[lbo-talk] Dean: hang 'em high!

Gar Lipow lipowg at sprintmail.com
Tue Jun 17 16:03:55 PDT 2003


On Tue, 17 Jun 2003 17:49:02 -0400 Wojtek Sokolowski <sokol at jhu.edu>

wrote:


> Jks:
>
> I am not an abolitionist. I would support the death penalty for types
> such as Henry Kissinger and other war criminals and criminals against
> humanity. After a proper trial with death-qualified counsel, due process
> up the wazoo, etc., of course. As the facts are, capital punishment is
> an (expensive!) excuse to kill minorities who kill whites. It is
> freakish, a violation of due process and equal protection, and racist to
> the core. We are not civilized enough to have it. jks
>
> WS:
>
> I agree. I have litle doubt that capital punihsment is often a form of
> racist revenge (albeit I can think of some deserving types on the death
> row too) - but so is much of our criminal justice system (e.g. drug
> laws). I also think that severity of punishment should be proportional
> to one's social position and the breech of public trust asscoated with
> crime. Thus not only war criminals, but also any leader who breeches
> public trust should be held to higher standards and punished more
> severely, which in certain circumstances may include capital punishment.
> But that is the issue of the application not the principle.
>
> My question is that why should one oppose the capital punishment in
> principle, rather than its application to a particular case or set of
> cases?
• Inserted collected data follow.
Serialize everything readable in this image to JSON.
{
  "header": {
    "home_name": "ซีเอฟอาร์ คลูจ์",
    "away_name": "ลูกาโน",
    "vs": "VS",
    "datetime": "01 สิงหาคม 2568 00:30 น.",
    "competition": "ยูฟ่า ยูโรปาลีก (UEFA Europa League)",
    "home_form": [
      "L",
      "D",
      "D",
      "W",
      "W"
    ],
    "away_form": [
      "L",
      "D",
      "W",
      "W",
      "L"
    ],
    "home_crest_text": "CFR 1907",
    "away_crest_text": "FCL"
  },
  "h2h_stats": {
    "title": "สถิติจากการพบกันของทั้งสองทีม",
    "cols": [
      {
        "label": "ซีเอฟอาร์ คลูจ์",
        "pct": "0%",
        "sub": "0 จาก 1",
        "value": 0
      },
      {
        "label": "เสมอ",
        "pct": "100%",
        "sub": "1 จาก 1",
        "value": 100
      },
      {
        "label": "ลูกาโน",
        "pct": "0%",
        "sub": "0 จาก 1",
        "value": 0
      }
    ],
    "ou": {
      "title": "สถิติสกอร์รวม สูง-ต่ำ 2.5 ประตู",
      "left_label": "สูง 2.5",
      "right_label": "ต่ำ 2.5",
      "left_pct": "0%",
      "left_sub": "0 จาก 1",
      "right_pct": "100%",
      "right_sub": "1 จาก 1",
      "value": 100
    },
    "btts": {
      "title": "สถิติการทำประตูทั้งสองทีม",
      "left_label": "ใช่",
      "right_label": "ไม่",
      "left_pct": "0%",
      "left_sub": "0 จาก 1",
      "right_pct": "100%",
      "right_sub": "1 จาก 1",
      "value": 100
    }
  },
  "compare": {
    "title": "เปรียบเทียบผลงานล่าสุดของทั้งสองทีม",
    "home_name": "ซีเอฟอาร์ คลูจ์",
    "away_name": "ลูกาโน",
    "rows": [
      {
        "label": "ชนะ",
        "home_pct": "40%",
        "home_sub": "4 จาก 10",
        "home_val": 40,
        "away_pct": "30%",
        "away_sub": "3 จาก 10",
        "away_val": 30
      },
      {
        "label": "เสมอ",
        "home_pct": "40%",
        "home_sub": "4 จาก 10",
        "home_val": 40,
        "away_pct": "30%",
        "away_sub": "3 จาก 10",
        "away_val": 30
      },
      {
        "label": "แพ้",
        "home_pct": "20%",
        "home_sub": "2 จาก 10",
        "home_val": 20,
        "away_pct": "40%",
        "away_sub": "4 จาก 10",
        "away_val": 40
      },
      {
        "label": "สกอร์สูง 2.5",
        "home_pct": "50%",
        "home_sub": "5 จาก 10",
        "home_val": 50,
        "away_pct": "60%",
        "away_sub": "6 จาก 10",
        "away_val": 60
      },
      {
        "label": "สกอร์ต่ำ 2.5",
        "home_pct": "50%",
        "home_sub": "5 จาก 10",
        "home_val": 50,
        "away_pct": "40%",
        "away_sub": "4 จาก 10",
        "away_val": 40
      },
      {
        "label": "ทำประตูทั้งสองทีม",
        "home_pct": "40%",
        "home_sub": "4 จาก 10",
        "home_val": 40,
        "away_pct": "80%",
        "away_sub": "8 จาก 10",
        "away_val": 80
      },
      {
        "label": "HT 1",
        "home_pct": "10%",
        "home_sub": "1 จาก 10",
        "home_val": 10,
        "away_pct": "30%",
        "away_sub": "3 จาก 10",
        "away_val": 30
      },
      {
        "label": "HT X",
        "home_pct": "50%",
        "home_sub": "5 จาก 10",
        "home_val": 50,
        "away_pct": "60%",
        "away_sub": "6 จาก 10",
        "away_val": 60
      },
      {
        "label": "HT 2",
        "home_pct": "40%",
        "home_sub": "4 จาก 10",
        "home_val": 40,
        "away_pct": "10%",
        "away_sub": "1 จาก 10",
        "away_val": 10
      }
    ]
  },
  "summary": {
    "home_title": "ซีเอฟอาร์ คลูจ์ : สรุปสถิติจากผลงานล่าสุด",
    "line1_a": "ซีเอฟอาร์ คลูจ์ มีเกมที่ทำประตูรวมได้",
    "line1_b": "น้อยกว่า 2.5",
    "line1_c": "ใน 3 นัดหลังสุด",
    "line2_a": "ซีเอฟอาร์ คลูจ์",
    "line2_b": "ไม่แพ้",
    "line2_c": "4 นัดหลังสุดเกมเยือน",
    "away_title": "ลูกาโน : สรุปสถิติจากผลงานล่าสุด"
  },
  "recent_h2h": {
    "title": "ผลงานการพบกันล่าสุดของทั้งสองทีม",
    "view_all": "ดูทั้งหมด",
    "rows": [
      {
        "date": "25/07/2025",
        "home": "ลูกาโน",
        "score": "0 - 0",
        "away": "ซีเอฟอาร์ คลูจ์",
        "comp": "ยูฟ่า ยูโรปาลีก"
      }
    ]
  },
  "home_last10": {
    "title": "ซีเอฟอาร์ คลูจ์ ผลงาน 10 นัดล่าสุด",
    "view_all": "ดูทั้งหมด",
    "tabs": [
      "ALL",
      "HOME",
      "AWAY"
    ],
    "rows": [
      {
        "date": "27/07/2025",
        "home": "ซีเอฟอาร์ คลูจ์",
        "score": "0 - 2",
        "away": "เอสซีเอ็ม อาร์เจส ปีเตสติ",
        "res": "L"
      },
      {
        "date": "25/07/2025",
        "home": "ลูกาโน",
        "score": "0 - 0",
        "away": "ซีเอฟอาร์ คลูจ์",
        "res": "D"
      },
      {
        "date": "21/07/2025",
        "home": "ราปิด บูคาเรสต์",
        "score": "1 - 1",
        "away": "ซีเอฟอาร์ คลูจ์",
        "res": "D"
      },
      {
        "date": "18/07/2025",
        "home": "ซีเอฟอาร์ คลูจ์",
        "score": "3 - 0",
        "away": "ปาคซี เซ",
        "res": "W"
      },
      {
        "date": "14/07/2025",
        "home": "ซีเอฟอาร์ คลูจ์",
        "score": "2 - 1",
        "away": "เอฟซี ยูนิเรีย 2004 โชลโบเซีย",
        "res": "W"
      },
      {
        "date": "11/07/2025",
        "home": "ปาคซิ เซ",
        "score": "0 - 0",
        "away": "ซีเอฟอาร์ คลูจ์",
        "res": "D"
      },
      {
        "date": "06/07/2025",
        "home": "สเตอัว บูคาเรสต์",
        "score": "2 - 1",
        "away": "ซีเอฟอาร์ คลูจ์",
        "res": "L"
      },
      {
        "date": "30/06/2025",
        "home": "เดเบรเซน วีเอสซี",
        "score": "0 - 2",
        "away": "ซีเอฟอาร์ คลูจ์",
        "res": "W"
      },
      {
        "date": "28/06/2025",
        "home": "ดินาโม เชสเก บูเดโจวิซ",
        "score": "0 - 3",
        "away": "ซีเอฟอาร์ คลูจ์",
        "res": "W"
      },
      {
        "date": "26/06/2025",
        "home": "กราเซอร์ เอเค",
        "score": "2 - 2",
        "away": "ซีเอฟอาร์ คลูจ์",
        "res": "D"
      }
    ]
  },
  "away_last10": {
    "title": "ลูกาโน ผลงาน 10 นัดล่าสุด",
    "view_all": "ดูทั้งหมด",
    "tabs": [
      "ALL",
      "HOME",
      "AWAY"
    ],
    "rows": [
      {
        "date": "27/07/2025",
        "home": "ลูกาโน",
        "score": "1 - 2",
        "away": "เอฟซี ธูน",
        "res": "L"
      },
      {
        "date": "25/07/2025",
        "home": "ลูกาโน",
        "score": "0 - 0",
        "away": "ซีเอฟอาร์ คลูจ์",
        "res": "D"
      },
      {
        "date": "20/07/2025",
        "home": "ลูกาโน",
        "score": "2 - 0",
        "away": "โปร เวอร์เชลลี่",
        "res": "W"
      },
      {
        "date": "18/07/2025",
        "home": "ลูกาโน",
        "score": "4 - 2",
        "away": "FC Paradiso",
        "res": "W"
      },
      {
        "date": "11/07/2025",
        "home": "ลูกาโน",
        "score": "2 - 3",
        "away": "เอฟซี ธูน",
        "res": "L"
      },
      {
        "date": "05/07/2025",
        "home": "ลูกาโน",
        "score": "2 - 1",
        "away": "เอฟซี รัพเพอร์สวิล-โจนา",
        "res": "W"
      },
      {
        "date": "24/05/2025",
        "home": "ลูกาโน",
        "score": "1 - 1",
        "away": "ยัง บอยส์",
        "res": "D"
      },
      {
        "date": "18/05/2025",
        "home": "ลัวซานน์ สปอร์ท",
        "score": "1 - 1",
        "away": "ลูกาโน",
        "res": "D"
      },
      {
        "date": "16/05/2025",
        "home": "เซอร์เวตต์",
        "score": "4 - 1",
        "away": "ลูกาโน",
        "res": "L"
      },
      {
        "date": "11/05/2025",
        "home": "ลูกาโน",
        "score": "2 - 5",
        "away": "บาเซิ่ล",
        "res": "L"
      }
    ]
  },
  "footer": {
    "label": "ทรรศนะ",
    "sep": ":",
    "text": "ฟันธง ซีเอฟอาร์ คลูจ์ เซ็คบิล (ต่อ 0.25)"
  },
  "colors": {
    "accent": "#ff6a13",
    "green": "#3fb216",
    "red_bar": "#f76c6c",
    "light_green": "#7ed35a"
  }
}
I cannot see any reasons either for or againts it. I find the
> "hang them high" crowd is repulsive, but so are the death row inmates.
> At this point, I'd rather avoid taking sides on this issue, and do not
> particularly appreciate if someone forces the issue on me.
>
> Wojtek

And neither one of you is thinking this through. There are tons of reasons to be against capital punishment regardless of the social order.

The omlettes/eggs argument does not apply. It is one thing to kill in the heat of battle (say a revolution) when it is them or you. But if you have captured wrongdoers, and have the resources to imprison them and put them on trial, then killing them or not is a matter of choice; there is no argument from neccesity, no valid lesser evil argument to make. Any killing by a society lessons that society. It hardens and brutalizes that society , makes it more ready to use violence. The effect on the actual executioner is especially harsh. I doubt the people who kill prisoners on death rows end up better people for the experience. I think this is as true even for those killed Nazis after the WII following fair tirals.

It is one thing the to bear this price in the heat of battle or in the heat of revolution, or even in the heat of police pursuit of a dangerous killer, or in simple self-defense. If the choice is kill a killer or let the killer continue to murder, then the cost is worth bearing. (But it is a cost. Soldiers, even soldiers of "good wars" don't come out unscarred. Police, even after justified shootings suffer trauma.) To impose that cost when there is a reasonable alternative damages and brutalizes the society that imposes it. A society civilized enough to be trusted with a death penalty won't impose one.

I know there are pacifists on this list who would take this argument further. But I have stated my position and will leave it at that.